Through the ICRC offices in Colombo and in Kilinochchi, where the Tamil Tigers have their headquarters, Shanthi Rajah was able to send a message to her husband, saying the child was being treated and they expected to return home soon.
Red Cross volunteers go to great lengths, sometimes facing hostility and encountering danger, to locate people who may have moved several times or left for a foreign country.
After months of work, the agencies recently connected a long-lost Sri Lankan Tamil father living in an Indian refugee camp with his two daughters whom he had not seen in 17 years.
In the embattled north, the agencies even rely on LTTE's Voice of Tigers radio to broadcast the names of people for whom messages have been received.

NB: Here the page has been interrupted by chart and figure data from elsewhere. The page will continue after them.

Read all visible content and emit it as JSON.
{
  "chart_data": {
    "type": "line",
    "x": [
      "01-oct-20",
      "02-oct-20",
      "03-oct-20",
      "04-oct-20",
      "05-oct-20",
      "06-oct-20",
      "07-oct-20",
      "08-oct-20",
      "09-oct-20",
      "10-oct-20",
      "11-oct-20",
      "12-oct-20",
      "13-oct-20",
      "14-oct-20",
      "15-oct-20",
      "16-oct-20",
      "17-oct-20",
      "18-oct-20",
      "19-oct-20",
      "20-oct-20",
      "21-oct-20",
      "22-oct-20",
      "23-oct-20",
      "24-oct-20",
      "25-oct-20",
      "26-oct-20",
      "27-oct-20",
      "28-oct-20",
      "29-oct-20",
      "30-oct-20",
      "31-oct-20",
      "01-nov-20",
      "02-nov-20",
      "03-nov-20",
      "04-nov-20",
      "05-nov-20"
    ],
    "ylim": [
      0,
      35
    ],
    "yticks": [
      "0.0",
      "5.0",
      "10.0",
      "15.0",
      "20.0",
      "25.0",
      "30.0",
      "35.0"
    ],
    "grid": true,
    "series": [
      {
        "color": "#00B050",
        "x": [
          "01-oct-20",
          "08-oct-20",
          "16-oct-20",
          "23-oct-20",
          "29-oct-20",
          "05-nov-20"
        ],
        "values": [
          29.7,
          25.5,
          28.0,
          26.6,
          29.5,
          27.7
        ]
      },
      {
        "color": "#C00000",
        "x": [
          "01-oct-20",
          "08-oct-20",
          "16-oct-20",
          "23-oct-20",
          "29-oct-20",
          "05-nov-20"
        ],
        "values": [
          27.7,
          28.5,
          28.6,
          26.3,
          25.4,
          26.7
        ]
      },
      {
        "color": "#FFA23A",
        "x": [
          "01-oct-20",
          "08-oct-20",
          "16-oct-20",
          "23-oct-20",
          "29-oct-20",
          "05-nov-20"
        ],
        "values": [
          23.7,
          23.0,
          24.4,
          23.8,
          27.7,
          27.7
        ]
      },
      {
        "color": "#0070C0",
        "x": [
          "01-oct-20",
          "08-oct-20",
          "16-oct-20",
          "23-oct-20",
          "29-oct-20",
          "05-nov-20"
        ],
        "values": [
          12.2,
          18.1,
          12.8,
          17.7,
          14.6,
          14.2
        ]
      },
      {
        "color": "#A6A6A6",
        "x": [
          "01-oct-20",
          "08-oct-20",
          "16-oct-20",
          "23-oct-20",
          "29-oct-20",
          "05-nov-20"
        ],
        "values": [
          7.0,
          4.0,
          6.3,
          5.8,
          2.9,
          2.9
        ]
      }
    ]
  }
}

"The conflict has made this programme more important than ever," Surein Peiris, the SLRC deputy director-general of operations, told IRIN. "In these circumstances, the greatest thing we can do for a family is to give news of whether a missing person is dead or alive. Just knowing that is of great consolation to the family."
Much of the agencies' skills were honed in the aftermath of the tsunami when thousands of people used the agencies' communication links, including satellite phones, to find friends and family.
"Most requests to trace family members now come from the north and east," Chithiravel said, adding that an expanded tracing unit and specialised training of 45 volunteers in 26 branch offices had helped the agency notch up many successes.
"Now that we have the human resources and plenty of experience, people have the confidence that we can find their family members."
The requests are not only to track down people separated by the conflict but also Sri Lankans who have gone to work abroad and lost contact with their families. About 1.5 million Sri Lankans are employed overseas, mostly as house help in the Middle East.
"Unfortunately, in Sri Lanka because of the conflict, migration and disasters, we have had a lot of practice in dealing with missing people," noted Sara Blandford, the ICRC tracing delegate.
Last year, almost 3,500 family messages were exchanged, according to ICRC. So far this year, 1,548 notes have been sent. The SLRC helped 3,236 people in 2006 and has handled 1,665 requests this year.
"Civilians can approach the ICRC and give a message with the last-known address of the recipient and have it transmitted quickly through our intranet," Christophe Sutter, the ICRC protection coordinator, told IRIN.
Notes are written on prescribed forms and the contents scanned by the agency's officers before SLRC volunteer workers distribute them.
When the A9 artery traversing both government-controlled areas and Tamil Tiger territory was closed a year ago to prevent the movement of rebels, a spate of messages flooded the ICRC's office in Kilinochchi, Mullaitivu and Vavuniya (collectively known as the Vanni) to be sent to the northern Jaffna peninsula.
Says Blandford: "Most of these messages were from parents in the Vanni wanting their children who were studying in Jaffna to know that they were all right. They simply said, 'I'm alive'."